MARKER CHRIS (1921-2012)
Le jeu avec le temps
La même année 1962, en contraste apparent avec cette investigation sur le présent immédiat, un film insolite, La Jetée, se pose sans tapage en rupture avec l'esprit du temps (la nouvelle vague), les formats commerciaux (il s'agit d'un court-métrage), le genre choisi (la science-fiction). Construit à base de photographies, ce petit film déconcerte la critique traditionnelle, mais fascine davantage encore tout un public de cinéphiles, qui lui assurera une renommée persistante. La Jetée est une plongée dans l'inconscient, dans la mémoire d'une génération marquée par ses images d'enfance ; c'est en même temps une vision pessimiste de l'avenir lointain de l'humanité, dévastée par une troisième guerre mondiale avant d'être stérilisée par sa quête de la perfection absolue. Maniement subtil des paradoxes de la mémoire et du temps, le film suscitera de multiples interprétations de la part de psychanalystes, de philosophes, et même de physiciens. Vingt ans plus tard, dans Sans soleil (1982), puis avec Immemory, Marker révélera quelques-unes des sources de son inspiration, entre Hitchcock et Proust, son obsession de la mémoire et sa conception poétique de l'espace-temps.
De 1962 à 1967, Marker recommence à voyager. Il découvre le pays qui ne cessera par la suite de le fasciner : le Japon (Le Mystère Koumiko, 1966). Il fait un bilan de ses voyages, rassemblant ses photographies dans un film : Si j'avais quatre dromadaires, 1966, est une esquisse prémonitoire d'Immemory, réaffirmant la place que tient l'image arrêtée dans sa conception du temps.
En attendant de devenir un « tiers-mondiste du temps » (avec Sans soleil), il reste, de 1967 à 1977, un tiers-mondiste atypique, et un militant que rien, sauf le talent, ne semble distinguer du cinéma des révoltés de 1968, enthousiasmés par l'irruption de la vidéo légère, fille du cinéma direct. Aux côtés des ouvriers qu'il incite à faire eux-mêmes leurs films (Classe de lutte, 1969-1970), il intervient surtout en conseiller, en producteur (en créant le collectif Slôn, qui devint Iskra) et en sauveteur des entreprises désespérées (Puisqu'on vous dit que c'est possible, 1973, montage de plans montrant les ouvriers en grève de l'usine Lip).

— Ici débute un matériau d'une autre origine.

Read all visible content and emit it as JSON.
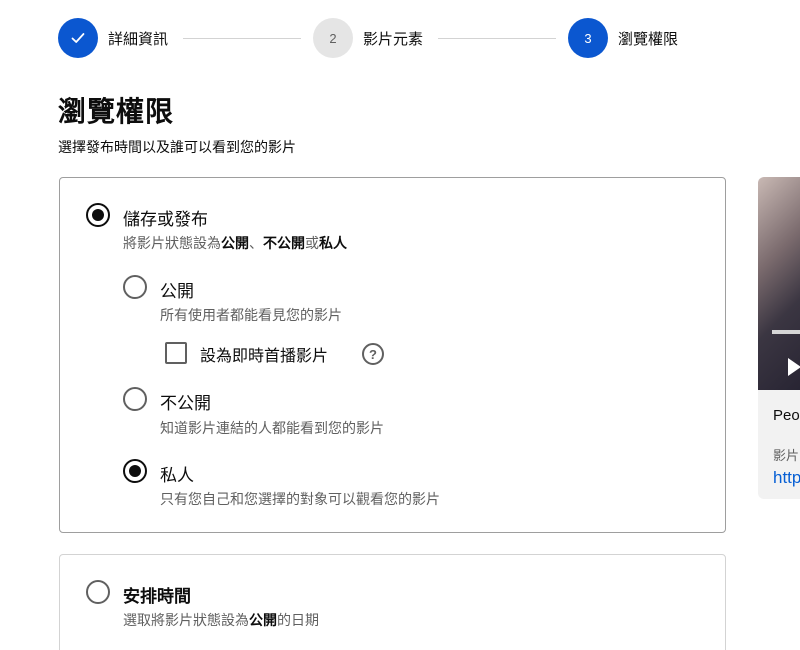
{
  "stepper": {
    "steps": [
      {
        "number": "",
        "label": "詳細資訊",
        "state": "done",
        "icon": "check-icon"
      },
      {
        "number": "2",
        "label": "影片元素",
        "state": "todo"
      },
      {
        "number": "3",
        "label": "瀏覽權限",
        "state": "current"
      }
    ]
  },
  "page": {
    "title": "瀏覽權限",
    "subtitle": "選擇發布時間以及誰可以看到您的影片"
  },
  "save_publish": {
    "title": "儲存或發布",
    "desc_prefix": "將影片狀態設為",
    "desc_public": "公開",
    "desc_sep": "、",
    "desc_unlisted": "不公開",
    "desc_or": "或",
    "desc_private": "私人",
    "selected": true,
    "options": [
      {
        "title": "公開",
        "desc": "所有使用者都能看見您的影片",
        "selected": false
      },
      {
        "title": "不公開",
        "desc": "知道影片連結的人都能看到您的影片",
        "selected": false
      },
      {
        "title": "私人",
        "desc": "只有您自己和您選擇的對象可以觀看您的影片",
        "selected": true
      }
    ],
    "premiere_checkbox": {
      "label": "設為即時首播影片",
      "checked": false,
      "help_icon": "question-mark-icon",
      "help_glyph": "?"
    }
  },
  "schedule": {
    "title": "安排時間",
    "desc_prefix": "選取將影片狀態設為",
    "desc_public": "公開",
    "desc_suffix": "的日期",
    "selected": false
  },
  "preview": {
    "title": "Peo",
    "link_label": "影片",
    "link": "http"
  },
  "colors": {
    "accent": "#0b57d0",
    "link": "#065fd4",
    "muted_text": "#606060"
  }
}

Simultanément, le voyageur se porte sur tous les fronts où se manifeste l'impérialisme américain : Vietnam, Cuba, Brésil, et surtout Chili. Il s'efface derrière les collectifs, infatigable et discret coordinateur. Ce qu'il avait été pour Loin du Vietnam, il le redevient pour La Spirale, sur la tragédie chilienne (1975). On le retrouve à nouveau au Japon, avec le réalisateur Yann Le Masson qui lui confie le commentaire de Kashima Paradise (1974) pour dénoncer les méthodes du capitalisme nippon. Depuis 1968, les États-Unis n'étaient plus seuls en cause : en brisant la révolution socialiste tchèque, l'U.R.S.S. s'était révélée non plus une alliée distante, mais une autre menace impérialiste.
Peu à peu cependant, Marker pressent la fin de cette fièvre. Un film insolite, une fable utilisant les techniques documentaires (L'Ambassade, 1974), analyse l'échec d'un mouvement empêtré dans ses contradictions. Marker commence en même temps à rassembler les matériaux d'un film, sombre bilan d'une décennie qui aurait pu changer le monde (Le fond de l'air est rouge, 1977). En trois heures (Du Vietnam à la mort du Che - Mai 68 et tout ça - Du printemps de Prague au Programme commun - Du Chili à - quoi, au fait ?), il propose une conduite de deuil pour les années 1967-1977. Histoire, mémoire ; passé, avenir : Marker transforme désormais en analyses pénétrantes les intuitions de naguère. « Ce qui me passionne, avouera-t-il plus tard, c'est l'Histoire, et la politique m'intéresse seulement dans la mesure où elle est[...]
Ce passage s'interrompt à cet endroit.